Entahlah, kesannya semakin akrab dan memunculkan relasi yang hanya bisa kami
jelaskan sendiri.
“Insya
Allah jadi. Lelah perlu dibuang.” Suara Zidniy di seberang telepon genggam.
“Baiknya
kemana ya?”
“Toko
buku saja. Wisata hati dan otak.”
“Hmm,
jangan! Aku yakin, berhadapan dengan buku tidak akan membuat hati dan otak kita
berwisata. Kau lupa, buku akan mengundang kekompleksan-kekompleksan berpikir
kita. Dan akhirnya menjalar pada ruang-ruang yang saat ini ingin kita hindari
sejenak.”
“Ok.
Aku paham. Tapi, tidak mungkin kan kita karoke-an?”
“Ya,
nggaklah. Karoke-an masuk dalam daftar menu penghambatan kebangkitan. Karoke-an
masuk dalam daftar hal-hal yang sudah tidak zaman untuk dipupuk. Masuk dalam
daftar hal-hal yang perlu ditinggalkan.”
“Mmm,
aku punya ide. Bagaimana kalau kita memasak.”
“Ngapain?”
“Hei,
cantik! memasak itu masuk dalam daftar hal-hal yang perlu dipupuk. Kau lupa?

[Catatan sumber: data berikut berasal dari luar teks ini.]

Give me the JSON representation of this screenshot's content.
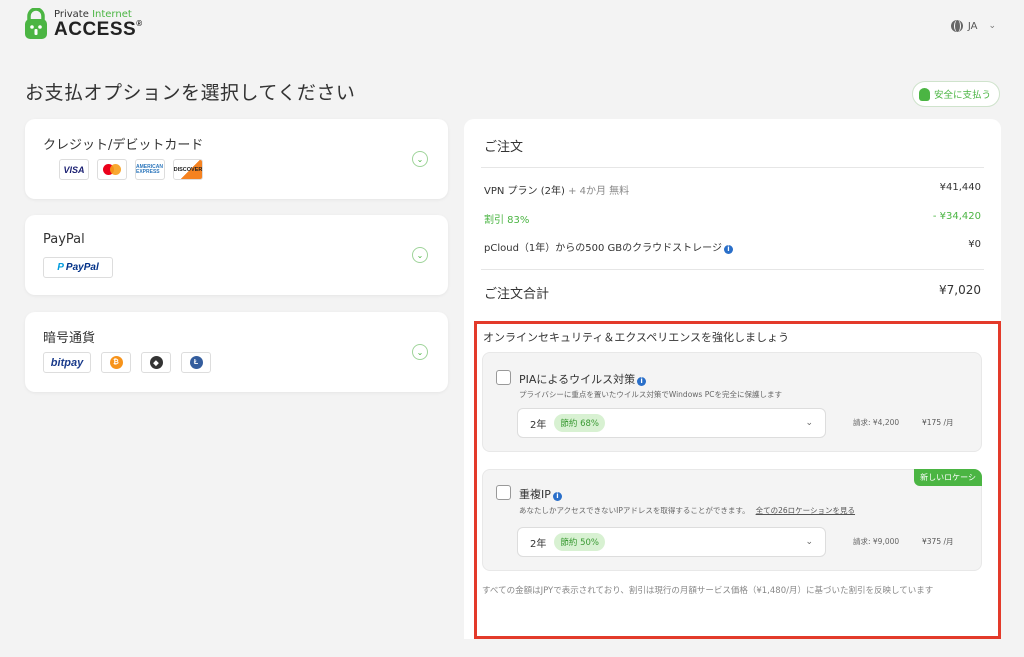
{
  "header": {
    "logo_small_1": "Private",
    "logo_small_2": "Internet",
    "logo_big": "ACCESS",
    "logo_mark": "®",
    "language": "JA",
    "language_chevron": "⌄"
  },
  "page": {
    "title": "お支払オプションを選択してください",
    "secure_badge": "安全に支払う"
  },
  "payment_methods": [
    {
      "label": "クレジット/デビットカード",
      "brands": [
        "VISA",
        "AMERICAN EXPRESS",
        "DISCOVER"
      ]
    },
    {
      "label": "PayPal",
      "brands": [
        "PayPal"
      ]
    },
    {
      "label": "暗号通貨",
      "brands": [
        "bitpay"
      ]
    }
  ],
  "icons": {
    "chevron_down": "⌄",
    "info": "i",
    "bitcoin": "₿",
    "ethereum": "◆",
    "litecoin": "Ł",
    "paypal_p": "P"
  },
  "order": {
    "title": "ご注文",
    "rows": [
      {
        "label": "VPN プラン (2年)",
        "extra": "+ 4か月 無料",
        "amount": "¥41,440"
      },
      {
        "label": "割引 83%",
        "extra": "",
        "amount": "- ¥34,420"
      },
      {
        "label": "pCloud（1年）からの500 GBのクラウドストレージ",
        "extra": "",
        "amount": "¥0"
      }
    ],
    "total_label": "ご注文合計",
    "total_amount": "¥7,020"
  },
  "addons": {
    "heading": "オンラインセキュリティ＆エクスペリエンスを強化しましょう",
    "items": [
      {
        "title": "PIAによるウイルス対策",
        "description": "プライバシーに重点を置いたウイルス対策でWindows PCを完全に保護します",
        "link": "",
        "period": "2年",
        "savings": "節約 68%",
        "billed": "請求: ¥4,200",
        "monthly": "¥175 /月",
        "tag": ""
      },
      {
        "title": "重複IP",
        "description": "あなたしかアクセスできないIPアドレスを取得することができます。",
        "link": "全ての26ロケーションを見る",
        "period": "2年",
        "savings": "節約 50%",
        "billed": "請求: ¥9,000",
        "monthly": "¥375 /月",
        "tag": "新しいロケーシ"
      }
    ],
    "footnote": "すべての金額はJPYで表示されており、割引は現行の月額サービス価格（¥1,480/月）に基づいた割引を反映しています"
  },
  "colors": {
    "accent_green": "#4bb543",
    "highlight_red": "#e33a2a",
    "info_blue": "#2a6fc9"
  }
}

Suatu saat kau akan jadi istri. Memasak adalah keahlian yang wajib dimiliki oleh
seorang istri.”
“Saya
masih percaya istilah ‘learning by doing’. Memasak bukan keahlian, cuma masalah
kebiasaan.”
“Bukan
itu masalahnya, Say! Tapi, ini konsekuensi logis menjadi seorang perempuan.”
“Lain
kali aja, deh! Besok hari yang paling indah menunggu matahari terbit dan
menyaksikan matahari terbenam. Kita ke pantai.”
“Ya,
semoga saja esok hujan tidak turun. Pekat akan menyembunyikan matahari.”
“Kalau
hujan, kita main hujan saja. Mari merasakan tetesan air yang dihantar malaikat.”
“Nggak
kapok, Nay?”
“Asal
hujannya deras. Insya Allah tidak terjadi.”
***
Pagi
berkolaborasi dengan gerimis adalah perpaduan yang hebat untuk melumpuhkan
sendi-sendi gerak. Usai sholat subuh, tidur menjadi pilihan terbaik ditemani
nyanyian gerimis. Ah, syahdunya!
“Huaahhhh”
kulirik jam di handphone-ku. Pukul
07.30. 10 panggilan tak terjawab.
“Astagfirullah,
Zidniy!”
Kutulis
sms.
“Assalamu Alaikum, Zidniy udah
ngapain?”
“Aku ada di depan kamarmu nih, kamu
ngapaian aja sih?” balasnya.
“Maaf, Cinta! aku ketiduran. Tunggu
ya!”
Zidniy
masuk.
“Kalau
sekarang mau ke pantai, udah telat, Cin! Mataharinya udah terbit.”
“So,
kita ngapain dong?”
“Mandi
aja dulu, Nay!” Ucap Zidniy dengan wajahnya yang sedikit kusut.
“Ok.
Ok, Sayang! Maaf ya?”
***
“Jadi, kita mau jalan kemana nih?”
“Ke
toko buku aja yuk, Nay!”
“Toko
buku bukan tempat yang asyik untuk bermanja dengan kehidupan.”
“Tolonglah,
Nay. Aku pengen beli buku yang sudah lama kuincar.”
“Buku
apa? The Alchemist?”
“Kok
tahu?”
“Ya
tahu lah. Aku pernah buka list buku
yang ingin kau beli. The Alchemist
berada di urutan pertama.”
“Ke
toko buku ya?”
“Ok.
Ok. Anggap saja ini permintaan maaf dariku karena membuatmu menunggu. Tapi,
habis dari toko buku kita ke pantai lihat sunset
ya?”
“Beres.”
***
Di
toko buku.
Aku
lebih memilih membaca di tempat yang telah disediakan, sambil menunggu Zidniy.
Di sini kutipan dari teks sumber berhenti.